The proposed disbanding of the Southern California Regional Airport Authority (SCRAA) because of its ineffectiveness — due to representatives of Orange and Riverside County declining to participate — is seen as an opportunity to take a fresh look at air traffic regionalization with a new entity that supports improved ground transportation access to those airports that want to grow, said Los Angeles City Councilman Bill Rosendahl.

Rosendahl represents the 11th Council District and serves as the city’s representative on Southern California Regional Airport Authority— a joint powers agreement between the Los Angeles, San Bernardino, Riverside, Orange counties and the City of Los Angeles.

The Southern California Regional Airport Authority originally started in 1984 to resolve the problem of growing air traffic at LAX (Los Angeles International Airport) and ran consistently until 2003, when it was disbanded. It was reinstated in 2006.

Rosendahl, Los Angeles City Councilwoman Janice Hahn, Los Angeles County Supervisor for the Fourth District Don Knabe, and 36th District U.S. Congresswoman Jane Harman joined Los Angeles Mayor Antonio Villaraigosa in 2006 to reactivate the Southern California Regional Airport Authority.

Stakeholder survey results showed that the entire group should either be able to work together for solutions or disband entirely.

Rosendahl said he “is now convinced that this board should use the remaining resources it has to devise and facilitate the creation of a new organization with a clear focus on pursuing ground transportation access to receiver airports.

“Considering today’s circumstances, we must devise a new entity that can best pursue regionalization with real success under the political realities of our time,” said Rosendahl. “Simply put, if we improve access to these airports, air traffic will shift to these airports.

“The most important thing we can do now to regionalize air traffic in Southern California is improve ground access to airports that want to grow,” Rosendahl told The Argonaut. “If we make it easier for travelers to get to regional airports like LA/Ontario, air traffic will shift to those airports.

“SCRAA doesn’t have the tools to make that happen, so we initiated this process to figure out what does.”

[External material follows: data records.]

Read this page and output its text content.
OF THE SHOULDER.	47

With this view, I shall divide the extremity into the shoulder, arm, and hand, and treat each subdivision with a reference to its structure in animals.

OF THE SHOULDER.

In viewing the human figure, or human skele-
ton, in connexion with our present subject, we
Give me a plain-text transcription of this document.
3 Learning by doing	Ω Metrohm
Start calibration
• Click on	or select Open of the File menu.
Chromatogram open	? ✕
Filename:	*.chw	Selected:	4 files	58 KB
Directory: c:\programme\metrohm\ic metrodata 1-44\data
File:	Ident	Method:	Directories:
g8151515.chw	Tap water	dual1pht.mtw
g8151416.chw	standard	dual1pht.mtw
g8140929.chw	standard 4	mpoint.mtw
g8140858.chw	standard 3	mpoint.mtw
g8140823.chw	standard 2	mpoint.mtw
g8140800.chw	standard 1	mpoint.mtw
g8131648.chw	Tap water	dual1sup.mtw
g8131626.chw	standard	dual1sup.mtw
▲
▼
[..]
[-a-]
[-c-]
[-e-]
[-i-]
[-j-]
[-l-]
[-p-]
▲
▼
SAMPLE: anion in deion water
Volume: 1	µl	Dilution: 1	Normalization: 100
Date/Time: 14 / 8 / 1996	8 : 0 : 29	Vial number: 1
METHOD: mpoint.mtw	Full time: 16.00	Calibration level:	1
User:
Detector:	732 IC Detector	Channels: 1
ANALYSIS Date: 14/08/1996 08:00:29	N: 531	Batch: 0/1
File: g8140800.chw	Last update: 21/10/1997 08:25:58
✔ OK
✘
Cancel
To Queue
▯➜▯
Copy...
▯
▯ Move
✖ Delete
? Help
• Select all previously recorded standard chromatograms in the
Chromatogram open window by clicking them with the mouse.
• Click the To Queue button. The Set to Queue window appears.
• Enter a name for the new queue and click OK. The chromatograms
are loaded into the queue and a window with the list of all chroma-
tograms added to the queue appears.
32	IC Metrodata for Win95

Rosendahl said he is “pursuing a renaissance of regionalization associated with Southern California’s airports that would not be saddled with the attitudes of the past.”

To facilitate regionalization for Southern California’s airports, Rosendahl is proposing five steps.

— The Southern California Regional Airport Authority board should officially conclude that the authority is no longer the best agency and entity to address and pursue the regionalization and decentralization of Southern California’s air traffic under today’s circumstances.

— The board should take action to commence the disbanding of the authority and request that staff report back on the steps that would need to be taken in order to accomplish decommissioning.

— The remaining authority funds available should be utilized to retain consultant assistance in facilitating the design of a new vehicle to achieve the regionalization in Southern California’s airports, with the primary focus of improving ground transportation access to airports self-designated as receiver airports.

— Interim staff should report back to the board at a special meeting to be scheduled within two months with recommendations to retain consultants and initiate this new approach. The scope of work of those consultants should include designing a preliminary work program, identifying the people and entities deemed best equipped to pursue the new regionalization focus, and working with those stakeholders to develop the strategy.

— Consultants should be hired to explore merging the effort with the regional High Speed Transit Authority, the Southern California Association of Governments, the City of Ontario, the City of West Covina, the Los Angeles County Metropolitan Transportation Authority (Metro) and the California Department of Transportation (Caltrans).

— The final point is to request authorizing staff to hire consultants for a term of two months to develop the recommendations and report at the next SCRAA meeting.

Knabe is a director on the agency’s board and an active voting member along with Rosendahl and Supervisor Gary Ovitt of San Bernardino County.

Ovitt said a number of airports are very interested in obtaining the air traffic, but lack appropriate ground access to the airports.

According to the Los Angeles Business Journal, the agency’s authority has been rejected by Riverside and Orange Counties, and Riverside County Supervisor Bob Buster, although still listed as a member on the authority’s Web site, stopped attending meetings because he was concerned that commercial air traffic might come to March Air Reserve Base.

Buster told the Los Angeles Business Journal that the committee is “L.A.-centric,” and that he “doesn’t want Riverside County to get pushed around.”

Orange County declined to join the committee because of the same concerns about John Wayne Airport, stated the Los Angeles Business Journal.